I fly in lots worse than night lol

But still, not sure about how much $$ you equate to your life, but a tear down is no where near expensive enough to justify not doing. I mean if I had a incurable disease, sure, but for most just tear that thing down and make sure it’s a happy engine.
 
I fly in lots worse than night lol

But still, not sure about how much $$ you equate to your life, but a tear down is no where near expensive enough to justify not doing. I mean if I had a incurable disease, sure, but for most just tear that thing down and make sure it’s a happy engine.
a full teardown, clean up, inspection, and reassembly with no new parts required is about 10K.
I've torn down in this mode and not found anything broken that needed replacement caused by this type of strike. Here is the kicker,, once torn down it must make airworthy standards to reassemble, which may lead you into a full overhaul, then the cam may not be re-workable, same with all other parts. so a tear down may end up costing 20-25k.
first thing I'd do with it is an oil change, a new prop, then a full power run for about 1 hour, drain oil check for metal. If all is normal fly it.
If it is not running normal. put a use engine in it, there are 2 on barnstormers now for under 10k
 
So your life at this point isn’t worth more than a used car?
 
Who cares.

You’re saying with how hard that thing got pranged, regardless of the FAR, you wouldn’t do a tear down?.
It wouldn't be the first thing that I'd do. And I wouldn't do it until it indicated it needed it.
 
I assume that you believe it is an automatic death sentence if you don't.

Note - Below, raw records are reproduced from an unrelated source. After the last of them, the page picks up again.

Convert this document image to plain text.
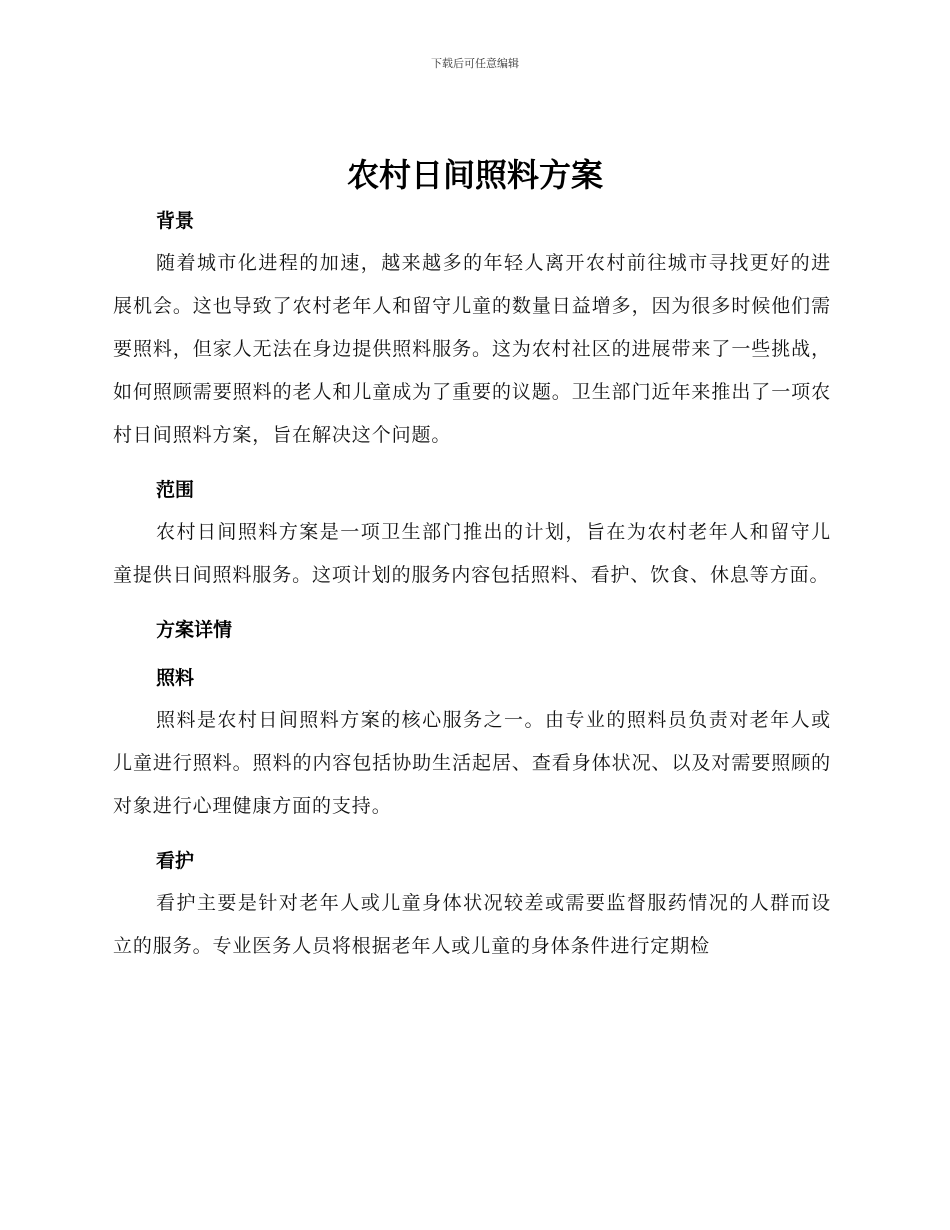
下载后可任意编辑
农村日间照料方案
背景

随着城市化进程的加速，越来越多的年轻人离开农村前往城市寻找更好的进展机会。这也导致了农村老年人和留守儿童的数量日益增多，因为很多时候他们需要照料，但家人无法在身边提供照料服务。这为农村社区的进展带来了一些挑战，如何照顾需要照料的老人和儿童成为了重要的议题。卫生部门近年来推出了一项农村日间照料方案，旨在解决这个问题。

范围

农村日间照料方案是一项卫生部门推出的计划，旨在为农村老年人和留守儿童提供日间照料服务。这项计划的服务内容包括照料、看护、饮食、休息等方面。

方案详情
照料

照料是农村日间照料方案的核心服务之一。由专业的照料员负责对老年人或儿童进行照料。照料的内容包括协助生活起居、查看身体状况、以及对需要照顾的对象进行心理健康方面的支持。

看护

看护主要是针对老年人或儿童身体状况较差或需要监督服药情况的人群而设立的服务。专业医务人员将根据老年人或儿童的身体条件进行定期检
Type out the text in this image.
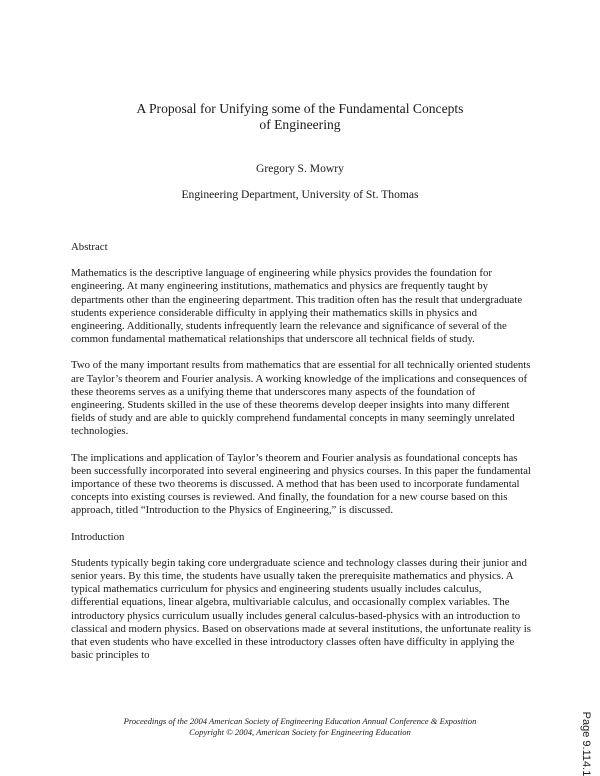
A Proposal for Unifying some of the Fundamental Concepts
of Engineering
Gregory S. Mowry
Engineering Department, University of St. Thomas
Abstract

Mathematics is the descriptive language of engineering while physics provides the foundation for engineering. At many engineering institutions, mathematics and physics are frequently taught by departments other than the engineering department. This tradition often has the result that undergraduate students experience considerable difficulty in applying their mathematics skills in physics and engineering. Additionally, students infrequently learn the relevance and significance of several of the common fundamental mathematical relationships that underscore all technical fields of study.

Two of the many important results from mathematics that are essential for all technically oriented students are Taylor’s theorem and Fourier analysis. A working knowledge of the implications and consequences of these theorems serves as a unifying theme that underscores many aspects of the foundation of engineering. Students skilled in the use of these theorems develop deeper insights into many different fields of study and are able to quickly comprehend fundamental concepts in many seemingly unrelated technologies.

The implications and application of Taylor’s theorem and Fourier analysis as foundational concepts has been successfully incorporated into several engineering and physics courses. In this paper the fundamental importance of these two theorems is discussed. A method that has been used to incorporate fundamental concepts into existing courses is reviewed. And finally, the foundation for a new course based on this approach, titled “Introduction to the Physics of Engineering,” is discussed.

Introduction

Students typically begin taking core undergraduate science and technology classes during their junior and senior years. By this time, the students have usually taken the prerequisite mathematics and physics. A typical mathematics curriculum for physics and engineering students usually includes calculus, differential equations, linear algebra, multivariable calculus, and occasionally complex variables. The introductory physics curriculum usually includes general calculus-based-physics with an introduction to classical and modern physics. Based on observations made at several institutions, the unfortunate reality is that even students who have excelled in these introductory classes often have difficulty in applying the basic principles to

Proceedings of the 2004 American Society of Engineering Education Annual Conference & Exposition
Copyright © 2004, American Society for Engineering Education	Page 9.114.1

No, but risk to reward, for the unpredictable nonsense I’ve dealt with so far as a pilot, and I’m not even high time in the big picture, I wouldn’t open the door to more just to save 10k on a known hurt airplane

I mean if you’re just going to be in the pattern or always gliding distance to a good spot in VFR day, OK, but beyond that hellz no
 
So what is the mortality rate on freshly overhauled engines? I hear it is surprisingly high, all things considered.
 
Wouldn't it be great if you could get it for that.
 
The term "totaled" as no special meaning within the regulations. So long as the repair(s) is documented and the aircraft is approved for return to service it is no different than any other plane that's been dinged up. Now if the write up stated "destroyed" and the data tag(s) removed plus a letter was sent to the OEM then you have a problem.

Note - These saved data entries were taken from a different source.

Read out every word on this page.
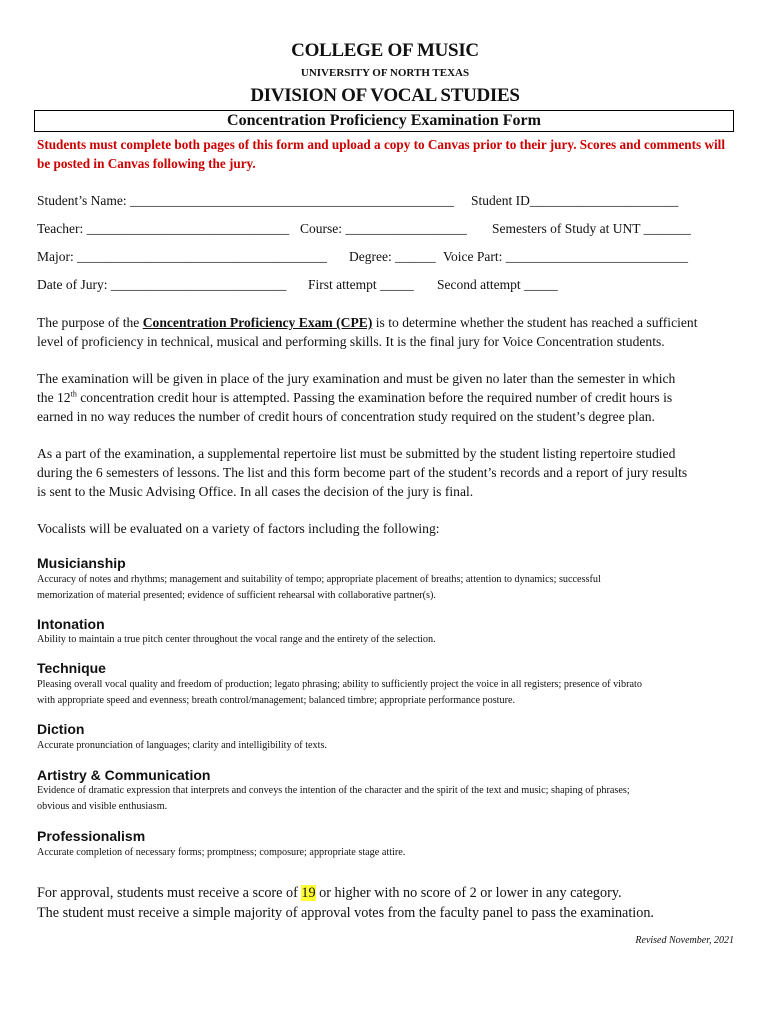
COLLEGE OF MUSIC
UNIVERSITY OF NORTH TEXAS
DIVISION OF VOCAL STUDIES
Concentration Proficiency Examination Form
Students must complete both pages of this form and upload a copy to Canvas prior to their jury. Scores and comments will
be posted in Canvas following the jury.
Student’s Name: ________________________________________________ Student ID______________________
Teacher: ______________________________ Course: __________________ Semesters of Study at UNT _______
Major: _____________________________________ Degree: ______ Voice Part: ___________________________
Date of Jury: __________________________ First attempt _____ Second attempt _____
The purpose of the Concentration Proficiency Exam (CPE) is to determine whether the student has reached a sufficient
level of proficiency in technical, musical and performing skills. It is the final jury for Voice Concentration students.
The examination will be given in place of the jury examination and must be given no later than the semester in which
the 12th concentration credit hour is attempted. Passing the examination before the required number of credit hours is
earned in no way reduces the number of credit hours of concentration study required on the student’s degree plan.
As a part of the examination, a supplemental repertoire list must be submitted by the student listing repertoire studied
during the 6 semesters of lessons. The list and this form become part of the student’s records and a report of jury results
is sent to the Music Advising Office. In all cases the decision of the jury is final.
Vocalists will be evaluated on a variety of factors including the following:
Musicianship
Accuracy of notes and rhythms; management and suitability of tempo; appropriate placement of breaths; attention to dynamics; successful
memorization of material presented; evidence of sufficient rehearsal with collaborative partner(s).
Intonation
Ability to maintain a true pitch center throughout the vocal range and the entirety of the selection.
Technique
Pleasing overall vocal quality and freedom of production; legato phrasing; ability to sufficiently project the voice in all registers; presence of vibrato
with appropriate speed and evenness; breath control/management; balanced timbre; appropriate performance posture.
Diction
Accurate pronunciation of languages; clarity and intelligibility of texts.
Artistry & Communication
Evidence of dramatic expression that interprets and conveys the intention of the character and the spirit of the text and music; shaping of phrases;
obvious and visible enthusiasm.
Professionalism
Accurate completion of necessary forms; promptness; composure; appropriate stage attire.
For approval, students must receive a score of 19 or higher with no score of 2 or lower in any category.
The student must receive a simple majority of approval votes from the faculty panel to pass the examination.
Revised November, 2021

I always wonder how warbirds get rebuilt from just a data plate. I never understood how they could do that....
 
warbirds get rebuilt from just a data plate.
Back in the day it was SOP to rebuilding them and other aircraft like Stearmans. But in recent years not so easy for any production/military aircraft to be "rebuilt" around a data plate. That's why it's important to keep an eye out for log entries containing the words "destroyed" or "scrapped." Also important to do your due diligence if aircraft missing logs and has obvious major repairs done. Every couple years seems the feds get a little more retentive on this subject.
 
Here IMO where this thing makes sense, if you’re a AP with a good engine and prop that you pulled off another plane that’s sitting in the hangar gathering dust waiting for a good airframe.

Or you’re looking to build your crazy “forever” C170
 
Here IMO where this thing makes sense, if you’re a AP with a good engine and prop that you pulled off another plane that’s sitting in the hangar gathering dust waiting for a good airframe.